Every pitch thrown in MLB can be classified as a swinging strike, called strike, ball, foul, or ball in play. Each of these classifications has a defined effect in each count. For example, a swinging strike in an 0-1 count leads to an 0-2 count, and a foul in a 2-2 count leads to another 2-2 count.
Using PITCHf/x plate discipline statistics and a little algebra, it is possible to calculate the chance of each of these occurrences on any given pitch. Called strikes, swinging strikes, and balls are easy enough to calculate, but it gets tricky with fouls and balls in play. They both have the same requirements, in that the batter must swing and must make contact. To separate fouls from balls in play, then, we need to find how many pitches a pitcher allowed to be contacted, and then subtract the number of pitches that were put into play. This is easily found, since every batter faced by a pitcher either strikes out, walks, or puts the ball in play.
Unfortunately for the Markov process, major league players do not act randomly. In different counts, pitchers are more or less likely to throw the ball in the zone, and hitters are more or less likely to swing. This must be accounted for or the simulation will bear only a passing resemblance to the game actually played on the field. Using BaseballSavant, I found the rate at which pitchers throw in and out of the zone on every count, and then created an index stat like wRC+, where 100 is average and 110 is 10% more than average. For example, 3-0 counts have a Zone index of 129, and 0-2 counts have a Zone index of just 62. I did the same thing for Z-swing% and O-swing%. One caveat is that the Zone% numbers I got on BaseballSavant do not match those found in the PITCHf/x plate discipline stats. However, since these index stats are all RELATIVE to league average, it should not make a difference.

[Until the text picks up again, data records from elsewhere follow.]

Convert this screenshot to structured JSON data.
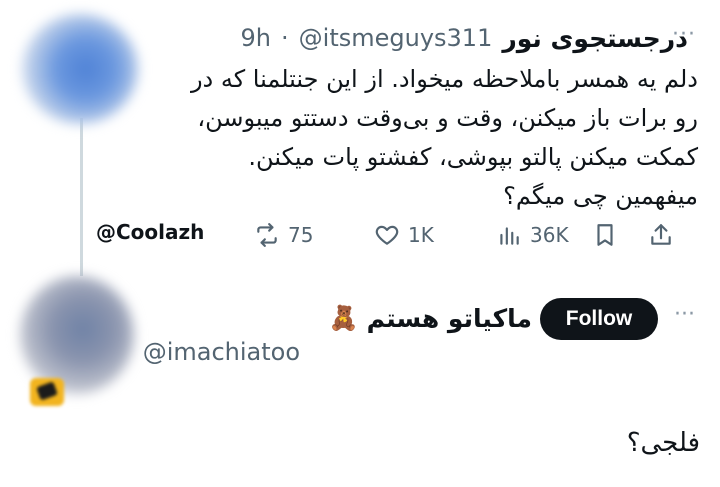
{
  "tweet": {
    "display_name": "درجستجوی نور",
    "handle": "@itsmeguys311",
    "dot": "·",
    "time": "9h",
    "more_label": "···",
    "text_lines": [
      "دلم یه همسر باملاحظه میخواد. از این جنتلمنا که در",
      "رو برات باز میکنن، وقت و بی‌وقت دستتو میبوسن،",
      "کمکت میکنن پالتو بپوشی، کفشتو پات میکنن.",
      "میفهمین چی میگم؟"
    ],
    "watermark": "@Coolazh",
    "actions": {
      "retweet_count": "75",
      "like_count": "1K",
      "views_count": "36K"
    },
    "icons": {
      "retweet": "retweet-icon",
      "like": "heart-icon",
      "views": "views-chart-icon",
      "bookmark": "bookmark-icon",
      "share": "share-icon"
    }
  },
  "reply": {
    "display_name": "ماکیاتو هستم",
    "emoji": "🧸",
    "handle": "@imachiatoo",
    "follow_label": "Follow",
    "more_label": "···",
    "text": "فلجی؟"
  },
  "colors": {
    "text": "#0f1419",
    "secondary": "#536471",
    "thread_line": "#cfd9de",
    "follow_bg": "#0f1419"
  }
}
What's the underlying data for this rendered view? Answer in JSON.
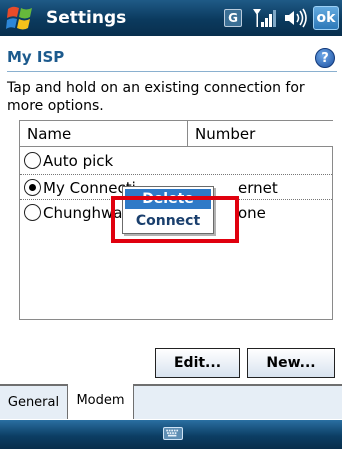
{
  "titlebar": {
    "title": "Settings",
    "status_network": "G",
    "ok_label": "ok",
    "icons": [
      "windows-start-icon",
      "network-g-icon",
      "signal-strength-icon",
      "volume-icon"
    ]
  },
  "header": {
    "title": "My ISP",
    "help_label": "?"
  },
  "instruction": "Tap and hold on an existing connection for more options.",
  "list": {
    "columns": [
      "Name",
      "Number"
    ],
    "rows": [
      {
        "name": "Auto pick",
        "number": "",
        "checked": false
      },
      {
        "name": "My Connecti",
        "number": "ernet",
        "checked": true
      },
      {
        "name": "Chunghwa",
        "number": "one",
        "checked": false
      }
    ]
  },
  "context_menu": {
    "items": [
      "Delete",
      "Connect"
    ]
  },
  "buttons": {
    "edit": "Edit...",
    "new": "New..."
  },
  "tabs": [
    "General",
    "Modem"
  ],
  "colors": {
    "title_bar": "#0b3a5e",
    "header_text": "#1c5a8d",
    "highlight_box": "#e0000e",
    "menu_selected": "#2f7ac7"
  }
}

Once we have all this data for a pitcher, we can use a Markov chain to essentially simulate an infinite number of plate appearances for him. Every plate appearance starts at 0-0. By knowing the chances of all the per-pitch results, we can estimate how many 1-0 and 0-1 counts the pitcher would get into, and how many times the pitch would be put into play. From 1-0, we can estimate how many counts become 2-0 or 1-1 or balls in play, and from 0-1, we can estimate how many become 0-2 or 1-1 or balls in play. Simulating in this way, every plate appearance will eventually lead to a strikeout, walk, or ball in play.
For every pitcher who qualified for the ERA title in 2014, I imported his Zone%, Z-swing%, O-swing%, Z-contact%, O-contact%, TBF, K, BB, and HBP (the last 4 only to calculate fair/foul%). Using these, I created a transition matrix for each pitcher that shows the probabilities of moving to any state of the count from any other given count. For example, here is Clayton Kershaw’s 2014 transition matrix.

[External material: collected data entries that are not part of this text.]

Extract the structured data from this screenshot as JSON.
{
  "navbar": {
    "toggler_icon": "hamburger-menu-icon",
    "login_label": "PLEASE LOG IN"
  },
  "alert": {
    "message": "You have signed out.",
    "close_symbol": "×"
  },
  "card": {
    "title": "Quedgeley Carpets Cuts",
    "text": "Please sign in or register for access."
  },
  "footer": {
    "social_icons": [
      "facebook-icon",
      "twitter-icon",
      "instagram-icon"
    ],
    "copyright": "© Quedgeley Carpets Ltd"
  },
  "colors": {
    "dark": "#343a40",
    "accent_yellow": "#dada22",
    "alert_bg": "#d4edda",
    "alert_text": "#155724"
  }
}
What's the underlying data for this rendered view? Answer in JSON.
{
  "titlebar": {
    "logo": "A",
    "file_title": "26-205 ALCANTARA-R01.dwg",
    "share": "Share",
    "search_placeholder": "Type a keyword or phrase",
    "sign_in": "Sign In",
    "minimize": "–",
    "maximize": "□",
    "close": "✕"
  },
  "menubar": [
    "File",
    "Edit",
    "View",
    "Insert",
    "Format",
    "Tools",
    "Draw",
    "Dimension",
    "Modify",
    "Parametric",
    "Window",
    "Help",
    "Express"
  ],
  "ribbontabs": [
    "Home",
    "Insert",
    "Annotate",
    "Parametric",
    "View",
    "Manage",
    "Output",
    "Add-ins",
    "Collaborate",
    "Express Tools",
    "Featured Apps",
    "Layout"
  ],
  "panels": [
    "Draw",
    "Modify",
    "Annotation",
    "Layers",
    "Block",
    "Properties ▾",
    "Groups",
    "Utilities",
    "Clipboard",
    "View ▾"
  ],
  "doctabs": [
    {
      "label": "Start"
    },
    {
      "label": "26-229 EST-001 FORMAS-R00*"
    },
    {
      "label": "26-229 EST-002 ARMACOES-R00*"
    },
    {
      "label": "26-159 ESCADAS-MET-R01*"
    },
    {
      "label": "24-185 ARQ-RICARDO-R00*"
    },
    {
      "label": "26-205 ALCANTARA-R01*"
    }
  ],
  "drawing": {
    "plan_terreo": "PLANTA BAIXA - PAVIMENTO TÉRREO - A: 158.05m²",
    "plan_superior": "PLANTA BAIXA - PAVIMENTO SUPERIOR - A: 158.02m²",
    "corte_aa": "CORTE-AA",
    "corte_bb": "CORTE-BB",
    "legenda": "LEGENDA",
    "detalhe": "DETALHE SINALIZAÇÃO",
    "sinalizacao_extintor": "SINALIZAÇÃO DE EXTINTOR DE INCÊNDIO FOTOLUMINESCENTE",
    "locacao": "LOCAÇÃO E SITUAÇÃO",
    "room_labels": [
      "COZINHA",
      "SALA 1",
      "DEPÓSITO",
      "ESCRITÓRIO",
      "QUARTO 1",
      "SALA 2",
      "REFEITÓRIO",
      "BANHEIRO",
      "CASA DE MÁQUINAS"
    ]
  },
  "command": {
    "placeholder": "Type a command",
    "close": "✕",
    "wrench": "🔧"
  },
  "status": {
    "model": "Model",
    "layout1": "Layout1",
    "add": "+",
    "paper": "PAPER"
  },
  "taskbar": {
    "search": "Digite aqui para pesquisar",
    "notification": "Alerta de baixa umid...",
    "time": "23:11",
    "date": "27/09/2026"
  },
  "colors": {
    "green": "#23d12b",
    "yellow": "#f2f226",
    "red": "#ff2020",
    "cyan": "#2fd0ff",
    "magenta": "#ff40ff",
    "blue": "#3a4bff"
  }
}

The left column represents the count before a given pitch is thrown. The top row represents the count after that pitch has been thrown. The intersection of any column and row is the chance of that particular transition occurring. So, for 2014 Kershaw, there was a 54.6% chance that he would get ahead of a batter 0-1, a 34.4% chance he would fall behind 1-0, and an 11% chance the batter would put the first pitch into play. Since the transition matrix shows the probabilities associated with throwing one pitch, raising the matrix to the second power simulates throwing 2 pitches. Similarly, finding the limit of the matrix simulates throwing an infinite number of pitches, after which a plate appearance is certain to be over. This is why the limit of Kershaw’s matrix (shown below) only has non-zero probabilities in the last 3 columns; after an infinite number of pitches, a plate appearance will have finally reached a conclusion of a strikeout, walk, or ball in play.
Now, to predict Kershaw’s K% and BB%, we need only look at the top row, since all plate appearances begin with an 0-0 count. After a 0-0 count, we estimate Kershaw has a 28.5% chance to strike out any given batter and a 4.1% chance to walk him. Kershaw in 2014 actually had a 31.9% strikeout rate and a 4.1% walk rate.

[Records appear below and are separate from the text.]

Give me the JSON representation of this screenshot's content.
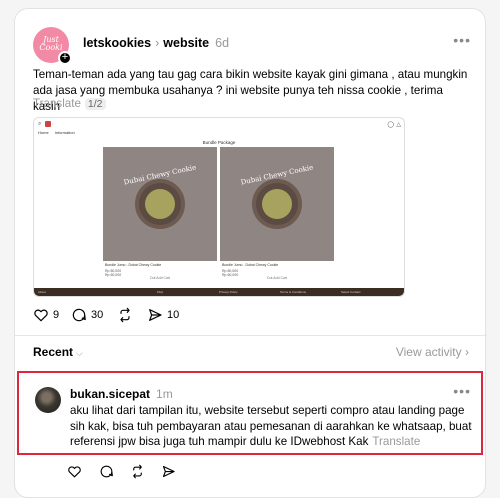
{
  "post": {
    "avatar_logo_text": "Just Cooki",
    "username": "letskookies",
    "community": "website",
    "time": "6d",
    "text": "Teman-teman ada yang tau gag cara bikin website kayak gini gimana , atau mungkin ada jasa yang membuka usahanya ? ini website punya teh nissa cookie , terima kasih",
    "translate_label": "Translate",
    "translate_page": "1/2",
    "likes": "9",
    "comments": "30",
    "shares": "10"
  },
  "embedded_site": {
    "nav_items": [
      "Home",
      "Information"
    ],
    "section_title": "Bundle Package",
    "products": [
      {
        "image_text": "Dubai Chewy Cookie",
        "name": "Bundle Jumo - Dubai Chewy Cookie",
        "price": "Rp 80,000",
        "price2": "Rp 60,000",
        "button": "Out Add Cart"
      },
      {
        "image_text": "Dubai Chewy Cookie",
        "name": "Bundle Jumo - Dubai Chewy Cookie",
        "price": "Rp 80,000",
        "price2": "Rp 60,000",
        "button": "Out Add Cart"
      }
    ],
    "footer_items": [
      "About",
      "FAQ",
      "Privacy Policy",
      "Terms & Conditions",
      "Select Contact"
    ]
  },
  "activity": {
    "recent_label": "Recent",
    "view_activity_label": "View activity"
  },
  "reply": {
    "username": "bukan.sicepat",
    "time": "1m",
    "text": "aku lihat dari tampilan itu, website tersebut seperti compro atau landing page sih kak, bisa tuh pembayaran atau pemesanan di aarahkan ke whatsaap, buat referensi jpw bisa juga tuh mampir dulu ke IDwebhost Kak",
    "translate_label": "Translate"
  },
  "colors": {
    "accent_red": "#e0263c",
    "avatar_pink": "#f28aa6",
    "footer_brown": "#3b2d24"
  }
}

This method produces a very robust r-squared of .86 when plotting xK% vs. actual K%. Unfortunately, r-squared drops to .54 when plotting xBB% vs. actual BB%.
I then imported the same statistics for batters, because there really is no reason why this method should not work equally well for both pitchers and hitters. It actually seems to work better as a whole on batters, with an r-squared of .81 for batters’ strikeouts and .77 for batters’ walks.
If there are any players in particular you’re interested in, I have included the full list of all qualified pitchers and position players, with both their expected and actual strikeout and walk rates.
One advantage of this method over any of the many regression based estimates using plate discipline stats is that this can be further tailored to each player. The reason for this is that ZONE+, ZSWING+, and OSWING+ are all league average indexes, and some players’ talents are just not captured by league averages. For example, Dustin Pedroia’s expected strikeout rate is nowhere near his actual strikeout rate. Presumably, Pedroia has swing tendencies in certain counts that are markedly different from the average hitter. By examining these swing tendencies, it is likely possible to predict Pedroia’s yearly strikeout rates with much greater accuracy, as those tendencies are probably part of his approach at the plate year after year. Still, as preliminary research into this area, these I think these results as a whole are very promising.